この日開設した「未来環境ラボ」は,日本ユニシスの研究員が定期的に駐在し,学生とともに特別講座や共同プロジェクトなどを企画・実施するなど交流を続ける。その活動の輪をゆくゆくは地域全体に広げ,ITのさらなる発展,地域の活性化につなげられるような活動を進めていく計画。
KCGは日本ユニシスにゆかりのある大型汎用計算機UNIVAC1100 TSSシステムを1979年に日本で初めて学生実習用に導入して24時間開放した。その後も,UNISYSの最新の超大型汎用機を利用した学生たちは,社会に出て日本のIT社会の発展に寄与している。

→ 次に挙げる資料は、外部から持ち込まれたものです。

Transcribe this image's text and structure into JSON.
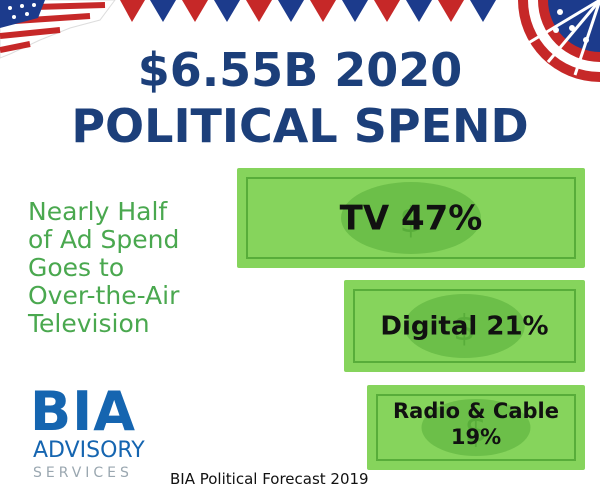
{
  "header": {
    "line1": "$6.55B 2020",
    "line2": "POLITICAL SPEND"
  },
  "subtitle": {
    "lines": [
      "Nearly Half",
      "of Ad Spend",
      "Goes to",
      "Over-the-Air",
      "Television"
    ]
  },
  "chart_data": {
    "type": "bar",
    "categories": [
      "TV",
      "Digital",
      "Radio & Cable"
    ],
    "values": [
      47,
      21,
      19
    ],
    "unit": "%",
    "labels": [
      "TV 47%",
      "Digital 21%",
      "Radio & Cable 19%"
    ]
  },
  "footer": {
    "logo": "BIA",
    "logo_line2": "ADVISORY",
    "logo_line3": "SERVICES",
    "source": "BIA Political Forecast 2019"
  },
  "colors": {
    "title": "#1c3f7a",
    "subtitle": "#4aa84f",
    "bill": "#86d45c",
    "bill_dark": "#58ad3a",
    "logo": "#1565b0"
  }
}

日本ユニシスは,クラウドやアウトソーシングなどのサービスビジネス,コンピュータシステムやネットワークシステムの販売・賃貸,ソフトウェアの開発・販売および各種システムサービスなどを手掛ける大手IT企業。国内有数のシステムインテグレータとして,金融,製造,流通,公共などの幅広い分野の顧客に対してICTによるソリューションを提供してきた。技術面でも,ERP,CRM,SCM,AI,オフィスコミュニケーション,企業向け教育など,ウェブビジネス技術と密接に関連する課題に対して強みを持っている。また,同社の総合技術研究所も,データの解析と管理,現物融合(Mixed Reality),コモンセンスを持つ知的エージェントなど,先進的なテーマを掲げて研究を続け,これらは今後,フィンテック(金融IT)を含む次世代産業や新しいコミュニケーションシステムの構築において,応用が期待される技術といえる。

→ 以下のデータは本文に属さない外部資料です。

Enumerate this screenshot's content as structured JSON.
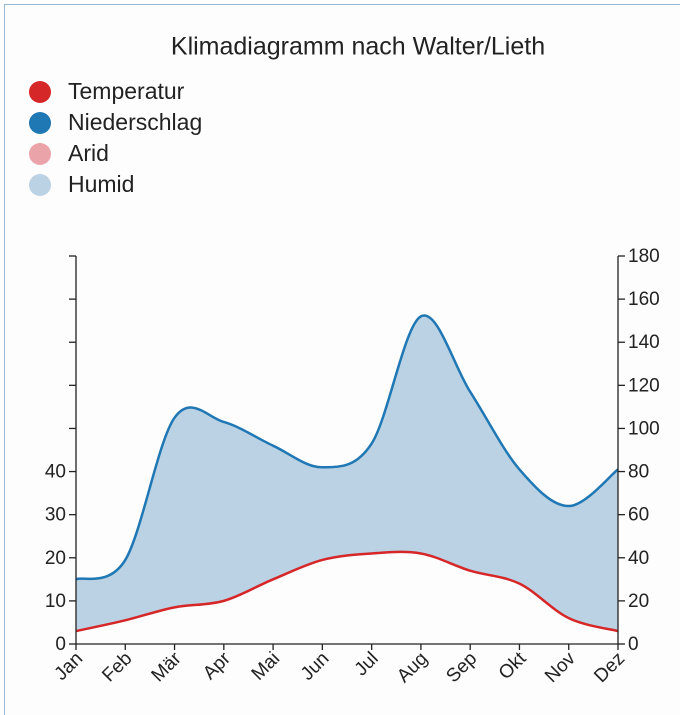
{
  "chart_data": {
    "type": "climate",
    "title": "Klimadiagramm nach Walter/Lieth",
    "categories": [
      "Jan",
      "Feb",
      "Mär",
      "Apr",
      "Mai",
      "Jun",
      "Jul",
      "Aug",
      "Sep",
      "Okt",
      "Nov",
      "Dez"
    ],
    "series": [
      {
        "name": "Temperatur",
        "color": "#d62728",
        "axis": "y",
        "values": [
          3,
          5.5,
          8.5,
          10,
          15,
          19.5,
          21,
          21,
          17,
          14,
          6,
          3
        ]
      },
      {
        "name": "Niederschlag",
        "color": "#1f77b4",
        "axis": "y2",
        "values": [
          30,
          39,
          105,
          103,
          92,
          82,
          93,
          152,
          117,
          81,
          64,
          81
        ]
      }
    ],
    "areas": [
      {
        "name": "Arid",
        "color": "#e8999e"
      },
      {
        "name": "Humid",
        "color": "#b3cde0"
      }
    ],
    "ylim": [
      0,
      90
    ],
    "yticks": [
      0,
      10,
      20,
      30,
      40,
      {
        "value": 50,
        "label": null
      },
      {
        "value": 60,
        "label": null
      },
      {
        "value": 70,
        "label": null
      },
      {
        "value": 80,
        "label": null
      },
      {
        "value": 90,
        "label": null
      }
    ],
    "y2lim": [
      0,
      180
    ],
    "y2ticks": [
      0,
      20,
      40,
      60,
      80,
      100,
      120,
      140,
      160,
      180
    ]
  }
}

1958年に創立。金融,製造,流通,エネルギー,社会公共などの幅広い分野で日本のITを支え続けてきたシステムインテグレーター。経験と実績をバックボーンに,社会課題に向き合い,顧客やパートナーとビジネスエコシステムを形成し,未来の姿に先んじた新しい価値創造に取り組んでいる。同社の総合技術研究所は,「アイディアをすぐカタチに」をモットーに,スピード感のあるR&Dの実現を目指している。アートとサイエンスの融合による新しい価値の模索として,これまで,ゲノムコホート研究などライフサイエンス領域の研究や,メディアアート作品へのAI適用などを行っている。